We have been used to the big supermarket players opening attractive, bright, airy superstores with seductive background music and bakery smells wafting over us: everything to make our trip to the supermarket as pleasurable as possible.  This may .be about to change with many of us getting our big grocery shop from an anonymous warehouse set in an industrial estate – welcome to the “dark store” – the next development from Sainsbury’s, Tesco and Asda.  Of course we won’t be encouraged to enter this somewhat menacingly termed dark store because it will purely be used to service on-line orders.

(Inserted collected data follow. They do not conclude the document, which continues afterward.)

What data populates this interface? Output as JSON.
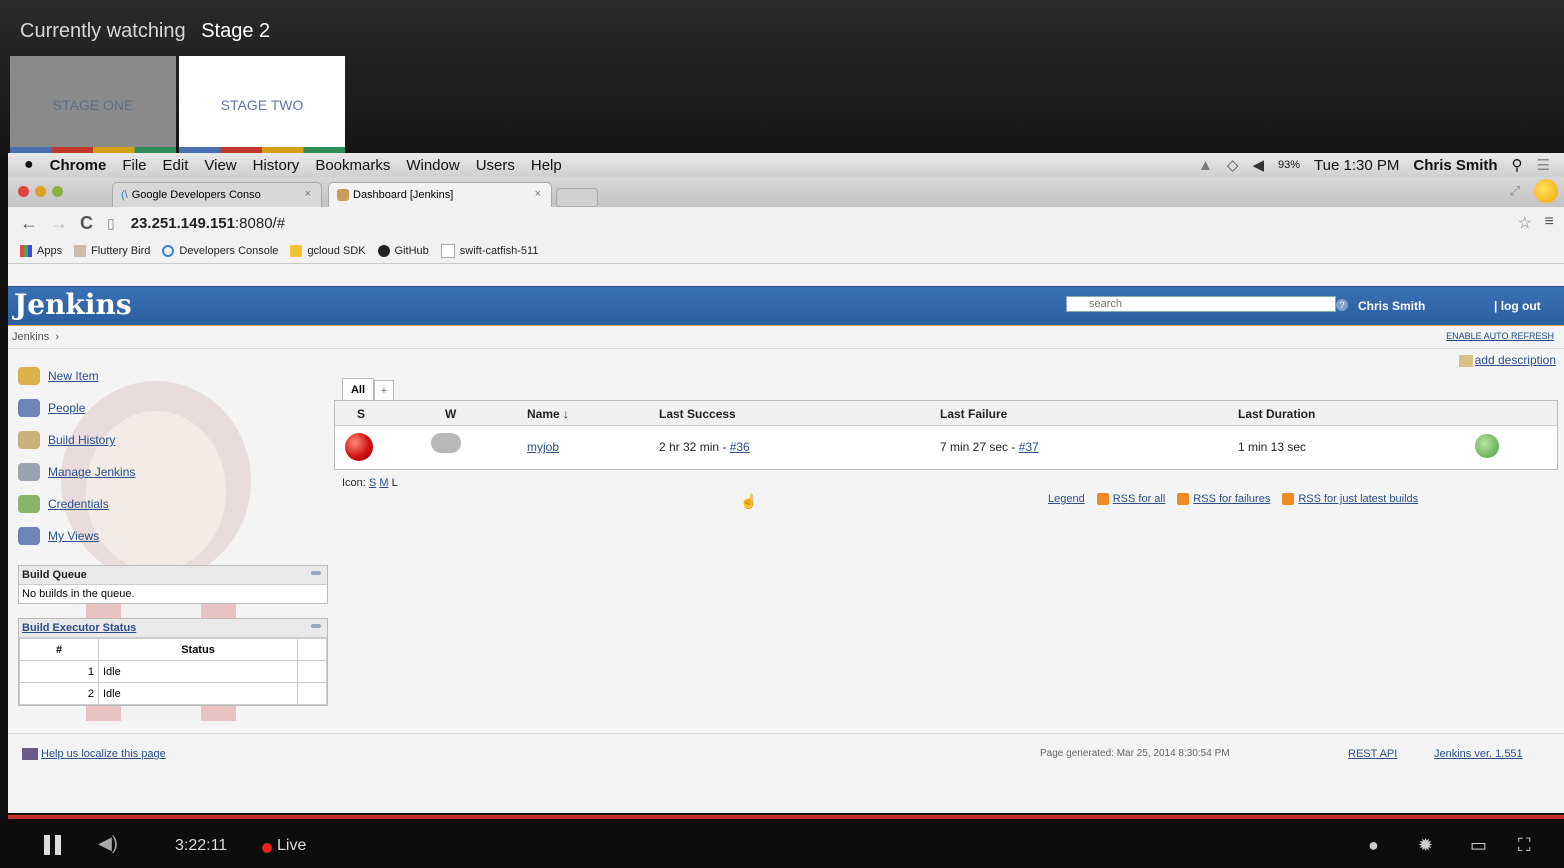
{
  "stage_bar": {
    "watching_label": "Currently watching",
    "current_stage": "Stage 2",
    "stages": [
      {
        "label": "STAGE ONE",
        "active": false
      },
      {
        "label": "STAGE TWO",
        "active": true
      }
    ]
  },
  "mac_menu": {
    "app": "Chrome",
    "items": [
      "File",
      "Edit",
      "View",
      "History",
      "Bookmarks",
      "Window",
      "Users",
      "Help"
    ],
    "battery": "93%",
    "clock": "Tue 1:30 PM",
    "user": "Chris Smith"
  },
  "browser": {
    "tabs": [
      {
        "title": "Google Developers Conso",
        "active": false
      },
      {
        "title": "Dashboard [Jenkins]",
        "active": true
      }
    ],
    "url_host": "23.251.149.151",
    "url_rest": ":8080/#",
    "bookmarks": [
      "Apps",
      "Fluttery Bird",
      "Developers Console",
      "gcloud SDK",
      "GitHub",
      "swift-catfish-511"
    ]
  },
  "jenkins": {
    "logo": "Jenkins",
    "search_placeholder": "search",
    "user": "Chris Smith",
    "logout": "| log out",
    "breadcrumb": "Jenkins",
    "auto_refresh": "ENABLE AUTO REFRESH",
    "add_description": "add description",
    "sidebar": [
      {
        "label": "New Item",
        "icon": "new-item-icon"
      },
      {
        "label": "People",
        "icon": "people-icon"
      },
      {
        "label": "Build History",
        "icon": "build-history-icon"
      },
      {
        "label": "Manage Jenkins",
        "icon": "manage-icon"
      },
      {
        "label": "Credentials",
        "icon": "credentials-icon"
      },
      {
        "label": "My Views",
        "icon": "views-icon"
      }
    ],
    "build_queue": {
      "title": "Build Queue",
      "empty": "No builds in the queue."
    },
    "executor": {
      "title": "Build Executor Status",
      "col_num": "#",
      "col_status": "Status",
      "rows": [
        {
          "num": "1",
          "status": "Idle"
        },
        {
          "num": "2",
          "status": "Idle"
        }
      ]
    },
    "view_tabs": [
      "All",
      "+"
    ],
    "table_headers": [
      "S",
      "W",
      "Name ↓",
      "Last Success",
      "Last Failure",
      "Last Duration"
    ],
    "jobs": [
      {
        "name": "myjob",
        "last_success_text": "2 hr 32 min - ",
        "last_success_link": "#36",
        "last_failure_text": "7 min 27 sec - ",
        "last_failure_link": "#37",
        "last_duration": "1 min 13 sec"
      }
    ],
    "icon_size_label": "Icon:",
    "icon_sizes": [
      "S",
      "M",
      "L"
    ],
    "legend": "Legend",
    "rss_all": "RSS for all",
    "rss_failures": "RSS for failures",
    "rss_latest": "RSS for just latest builds",
    "help_localize": "Help us localize this page",
    "page_generated": "Page generated: Mar 25, 2014 8:30:54 PM",
    "rest_api": "REST API",
    "version": "Jenkins ver. 1.551"
  },
  "player": {
    "time": "3:22:11",
    "live": "Live"
  },
  "colors": {
    "jenkins_blue": "#2a5ea0",
    "live_red": "#e62117"
  }
}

Most of us are familiar with on-line shopping and whilst food retailing was slow to embrace the concept, it is gathering pace.  In 2013, the proportion of on-line grocery shopping in the UK stood at approximately 5.5%, however, by 2018 this is expected to rise to at least 12%.  Currently  supermarket operators use their own staff, “pickers”, to walk around the store, fill a trolley on our behalf and pack the goods ready for delivery to our home or left at a “click & collect” station.  As the volume of on-line sales increases, this model becomes increasingly inefficient with pickers competing with customers to get to the shelves.  More importantly the way in which supermarkets service their on-line business is completely uneconomic.

Experts estimate that whilst an on-line delivery costs the customer £2.00 - £6.00, it costs the supermarket in the region of £20.00 when one factors in additional staff, fuel and vehicle costs.  The big three in Northern Ireland are effectively subsidising their delivery service in order to retain our loyalty.  Since they are committed to increasing on-line sales the challenge for them is to reduce the cost of servicing this business bringing us back to the aforementioned dark store.

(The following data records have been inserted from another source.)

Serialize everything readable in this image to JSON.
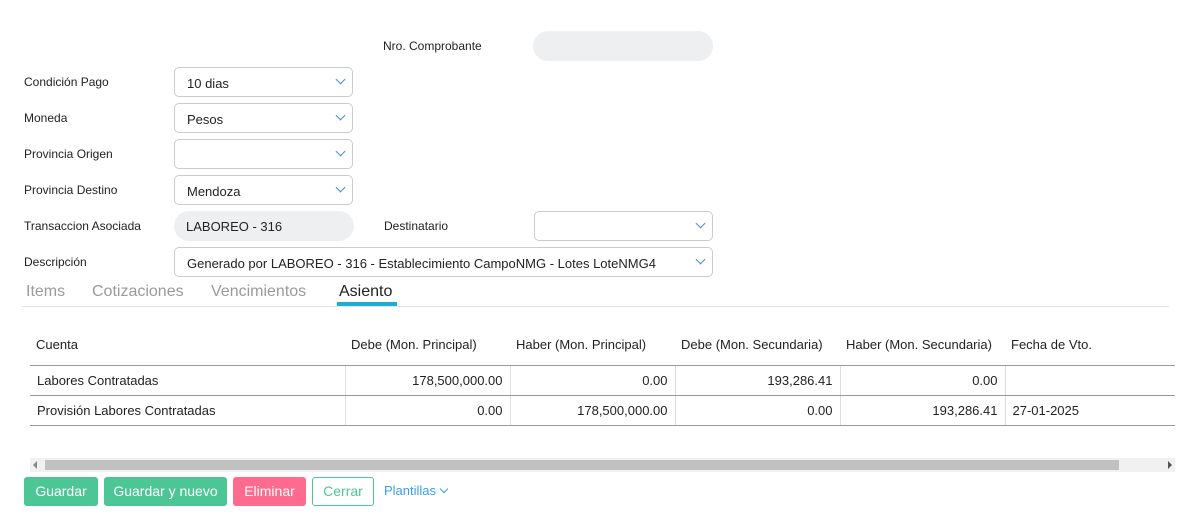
{
  "form": {
    "nro_comprobante": {
      "label": "Nro. Comprobante",
      "value": ""
    },
    "condicion_pago": {
      "label": "Condición Pago",
      "value": "10 dias"
    },
    "moneda": {
      "label": "Moneda",
      "value": "Pesos"
    },
    "provincia_origen": {
      "label": "Provincia Origen",
      "value": ""
    },
    "provincia_destino": {
      "label": "Provincia Destino",
      "value": "Mendoza"
    },
    "transaccion": {
      "label": "Transaccion Asociada",
      "value": "LABOREO - 316"
    },
    "destinatario": {
      "label": "Destinatario",
      "value": ""
    },
    "descripcion": {
      "label": "Descripción",
      "value": "Generado por LABOREO - 316 - Establecimiento CampoNMG - Lotes LoteNMG4"
    }
  },
  "tabs": [
    "Items",
    "Cotizaciones",
    "Vencimientos",
    "Asiento"
  ],
  "active_tab": "Asiento",
  "table": {
    "headers": [
      "Cuenta",
      "Debe (Mon. Principal)",
      "Haber (Mon. Principal)",
      "Debe (Mon. Secundaria)",
      "Haber (Mon. Secundaria)",
      "Fecha de Vto."
    ],
    "rows": [
      [
        "Labores Contratadas",
        "178,500,000.00",
        "0.00",
        "193,286.41",
        "0.00",
        ""
      ],
      [
        "Provisión Labores Contratadas",
        "0.00",
        "178,500,000.00",
        "0.00",
        "193,286.41",
        "27-01-2025"
      ]
    ]
  },
  "buttons": {
    "guardar": "Guardar",
    "guardar_nuevo": "Guardar y nuevo",
    "eliminar": "Eliminar",
    "cerrar": "Cerrar",
    "plantillas": "Plantillas"
  },
  "colors": {
    "green": "#4dc695",
    "pink": "#ff6b8f",
    "link": "#3a9ef0",
    "tab_accent": "#1aafd3"
  }
}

Local supermarket rents range from £15.00 to £20.00 per sq ft with rates £8.00 to £10.00 per sq ft.  A warehouse on the other hand, which would not need a retail planning consent, typically costs between £3.00 - £5.00 per sq ft in rent and £1.70 to £2.50 per sq ft in rates.  

If Sainsbury’s, Tesco and Asda could replace retail space with warehousing space the occupational cost saving would be in the region of 75%.  Also, warehouse layouts are more efficient allowing orders to be collected more quickly and at least part of the process to be automated.

Of course none of this cost-saving potential has been lost on the business-savvy supermarket giants.  Tesco have six dark stores, or “dot com centres” as they prefer to call them, positioned around London alone.  Sainsbury’s and Asda have also started opening similar centres in England.  The key driver to opening a dark store is the volume of on-line sales; therefore, it  is not surprising that London and the south-east have been the main focus of this development.  As the number of on-line orders increases, the dark store model will undoubtedly spread to other large centres of population. Whether any of the supermarkets have the critical mass of on-line shoppers in Northern Ireland to warrant such a development is debatable, but as the trend continues it will become more likely.

The typical supermarket model is under attack, not least by the discounters such as Iceland and Lidl.  On-line is a medium through which the big three can fight back and that is what they are doing.  If you are already a convert to home delivery service remember to be pleasant to the man or woman carrying your groceries into your kitchen.  They haven’t been employed for their driving ability, rather for their ability to make you comfortable inviting them into your home and leaving you with a warm positive feeling about their employer!